Upon completion of the generation process, the previously removed last token is appended, and the resulting output is converted into JSON format. To ensure reliability, several safety checks are incorporated at the conclusion, including the addition of '}' characters and attempts at re-conversion if the initial conversion fails.
This methodology affords flexibility for the integration of additional logic steps into the generation process, enhancing results tailored to specific use cases. For instance, during value generation, analysis of the first token logits enables the identification of top-K candidates, potentially leading to the provision of multiple plausible answers. Furthermore, employing distinct models for different value generation tasks, adjusting parameters such as temperature and top-p based on entity, are among the adaptable strategies facilitated by this approach.
Moreover, seamless integration with speculative decoding further optimizes the process.
By exploring this approach, we aim to alleviate the requirement of explicitly specifying the desired JSON output format to the Language Model (LLM), thereby reducing context length.
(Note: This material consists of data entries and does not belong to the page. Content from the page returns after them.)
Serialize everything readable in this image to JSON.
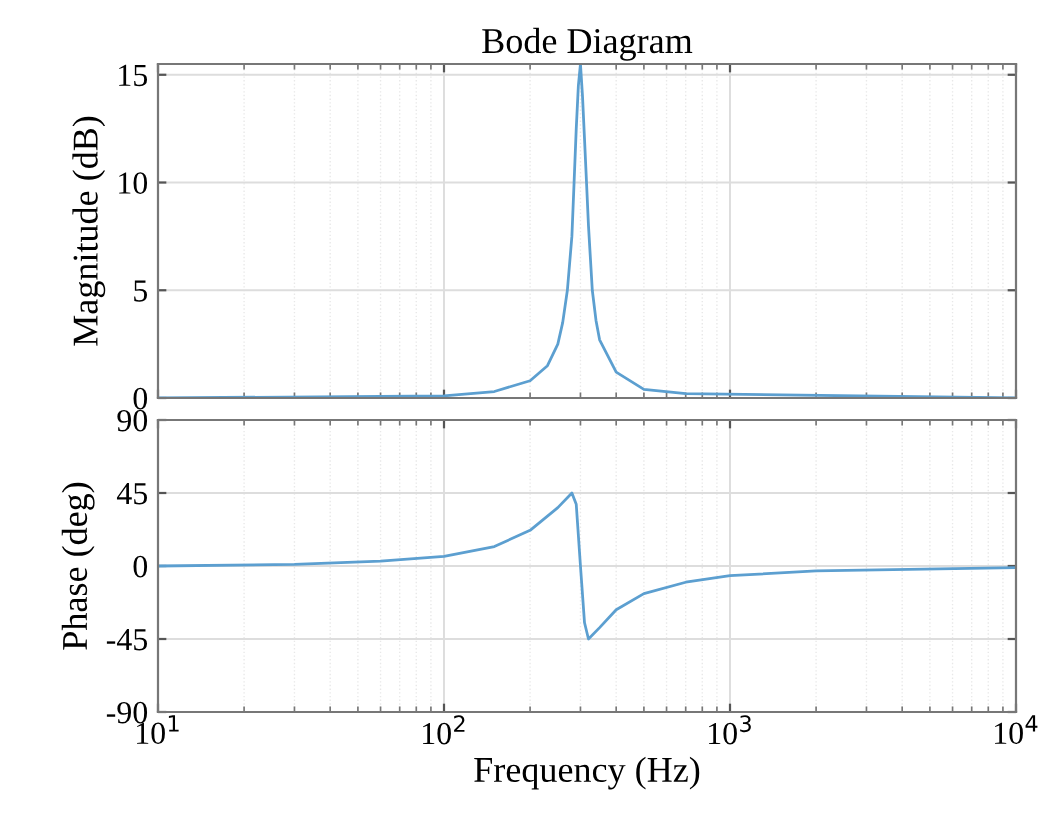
{
  "chart_data": [
    {
      "type": "line",
      "title": "Bode Diagram",
      "ylabel": "Magnitude (dB)",
      "x": [
        10,
        100,
        150,
        200,
        230,
        250,
        260,
        270,
        280,
        285,
        290,
        295,
        300,
        305,
        310,
        315,
        320,
        330,
        340,
        350,
        400,
        500,
        700,
        10000
      ],
      "series": [
        {
          "color": "#5c9fd0",
          "values": [
            0,
            0.1,
            0.3,
            0.8,
            1.5,
            2.5,
            3.5,
            5,
            7.5,
            10,
            12.5,
            14.5,
            15.5,
            14,
            12,
            10,
            8,
            5,
            3.6,
            2.7,
            1.2,
            0.4,
            0.2,
            0
          ]
        }
      ],
      "log": "x",
      "xlim": [
        10,
        10000
      ],
      "ylim": [
        0,
        15.5
      ],
      "yticks": [
        0,
        5,
        10,
        15
      ],
      "xticks": [
        10,
        100,
        1000,
        10000
      ],
      "tick_labels": "y",
      "grid": true
    },
    {
      "type": "line",
      "xlabel": "Frequency (Hz)",
      "ylabel": "Phase (deg)",
      "x": [
        10,
        30,
        60,
        100,
        150,
        200,
        250,
        280,
        290,
        300,
        310,
        320,
        350,
        400,
        500,
        700,
        1000,
        2000,
        10000
      ],
      "series": [
        {
          "color": "#5c9fd0",
          "values": [
            0,
            1,
            3,
            6,
            12,
            22,
            36,
            45,
            38,
            0,
            -35,
            -45,
            -38,
            -27,
            -17,
            -10,
            -6,
            -3,
            -1
          ]
        }
      ],
      "log": "x",
      "xlim": [
        10,
        10000
      ],
      "ylim": [
        -90,
        90
      ],
      "yticks": [
        -90,
        -45,
        0,
        45,
        90
      ],
      "xticks": [
        {
          "value": 10,
          "label": "10$^{1}$"
        },
        {
          "value": 100,
          "label": "10$^{2}$"
        },
        {
          "value": 1000,
          "label": "10$^{3}$"
        },
        {
          "value": 10000,
          "label": "10$^{4}$"
        }
      ],
      "grid": true
    }
  ]
}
This investigation encompasses an assessment of its impact on accuracy and inference generation time.
To maximize results the correlation between the template format and output format need to be the same. For example, if stated in the prompt desired JSON output, the JSON template need to be the same. This will ensure the correct values will be filled in the correct keys.
Tested the solution on a private dataset containing emails with annotated information extraction entities. The first set includes 438 samples, while the fine tuned version tested on approximately 2400 samples.
| Model | Generation Time Avg (sec) | Accuracy | Method | Total Generated | Total JSON parsing errors |
|---|---|---|---|---|---|
| LLama-3-7B-instruct | 3.08 | 38.14% | Template | 4356 | 0 |
| LLama-3-7B-instruct | 4.99 | 29.17% | Generate | 3527 | 42 |
| Qwen-2-1.5B-instruct | 3.25 | 33.42% | Template | 3833 | 0 |
| Qwen-2-1.5B-instruct | 2.5 | 24.85% | Generate | 3375 | 39 |
| LLama-3-7B-instruct (FineTuned) | 10.07 | 60.3% | Template | 15898 | 0 |
| LLama-3-7B-instruct (FineTuned) | 17.06 | 52.55% | Generate | 13691 | 0 |
Accuracy rate is calculated by fuzzy similarity score for each entity between each generated value compared to Ground Truth value if provided. Then for each entity calculated a score and then averaging on all entities.